SY is commodity planning. Ecological economics is an evolving attempt to quantify the non-commodity values of ecosystems. Robert Costanza et el. THE VALUE OF THE WORLD'S ECOSYSTEM SERVICES AND NATURAL CAPITAL (Nature 15 May 96) is an attempt to put dollar values upon ecosystem services. This preliminary study shows that forest commodity production is far less important to human economies than the other forest ecosystem services not usually quantified. It should soon be possible to show that the cumulative effects of past SY forest management has actually lost money - forests redesigned for timber provide less valuable ecosystem services such as water and carbon regulation, etc.

 

CREATE SUCESSFUL EXAMPLES

Because SY is a well defined and globally shared forestry framework, if it is possible to confront and make an example of SY in one area, this should build an effective precedent that can be used to stop SY anywhere.

British Columbia, my own neck of the woods, could be a very effective tactical example if major environmental groups chose to focus an attack of continuing SY in B.C. forests.
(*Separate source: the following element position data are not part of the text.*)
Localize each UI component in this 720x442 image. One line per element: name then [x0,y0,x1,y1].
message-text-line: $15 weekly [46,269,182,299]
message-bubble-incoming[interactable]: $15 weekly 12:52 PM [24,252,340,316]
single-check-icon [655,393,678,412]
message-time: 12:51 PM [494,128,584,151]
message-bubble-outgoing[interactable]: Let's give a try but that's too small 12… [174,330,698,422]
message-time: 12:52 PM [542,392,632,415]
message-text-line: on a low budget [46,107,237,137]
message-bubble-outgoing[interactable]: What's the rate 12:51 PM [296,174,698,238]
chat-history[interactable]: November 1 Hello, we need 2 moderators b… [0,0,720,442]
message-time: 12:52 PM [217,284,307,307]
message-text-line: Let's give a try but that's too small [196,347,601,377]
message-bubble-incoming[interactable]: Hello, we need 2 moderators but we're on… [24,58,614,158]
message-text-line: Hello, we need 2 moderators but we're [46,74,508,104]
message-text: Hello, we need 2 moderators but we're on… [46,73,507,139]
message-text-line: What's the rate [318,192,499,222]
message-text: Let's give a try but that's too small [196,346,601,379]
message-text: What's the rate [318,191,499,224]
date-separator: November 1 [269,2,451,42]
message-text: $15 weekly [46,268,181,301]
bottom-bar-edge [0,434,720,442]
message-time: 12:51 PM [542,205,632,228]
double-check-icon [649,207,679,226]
Forestry in B.C. is continuing a fifty year scheduled elimination of old growth. Government forest policies such as the land-use planning CORE and the FOREST PRACTISES CODE promised a change from the bad old days of forestry but did not acknowledge or confront the fifty year old SY plan to convert old growth to tree crops. Actual cutting rates have declined by less than one percent. Clearcutting remains the harvesting method, eliminating old growth in 90% of timber cut. Measures to protect biodiversity must not impact harvest levels by more than a ridiculously meager 4%.

The government and industry have spent millions of dollars to convince the world that forestry has changed from the bad old days but all of the attributes of SY remain: bloated AACs, Tree Farm Licenses and Timber Supply Areas, documented endangered biodiversity and a sick forest industry addicted to high volumes of timber.

A well organized campaign to show continuing forest degrading SY barely hidden by cosmetic change and public relations could bring down the government and force the industry to change by reducing cutting levels down to sustainable levels. Such a campaign could refocus the environmental movement and serve as a powerful example to the industry in other jurisdictions.

 

STOP BEING PART OF THE PROBLEM

Finally, SY was always an excuse to overharvest today and leave the problems for the future. You and I have benefited from the wealth created from managing forests for commodities. If you are serious about protecting forests you can't continue to demand a 4000 sq. ft. home and unlimited paper packaging and paper products. If you are serious about ending SY degradation of forests you must be part of the solution to cumulative demand of forest products. Duane Elgin, Alan Durning and other writer's concerned with the demand side of the environmental equation can help you evolve to a lifestyle that demands less of precious, endangered ecosystems - and live a fuller, richer life at the same time.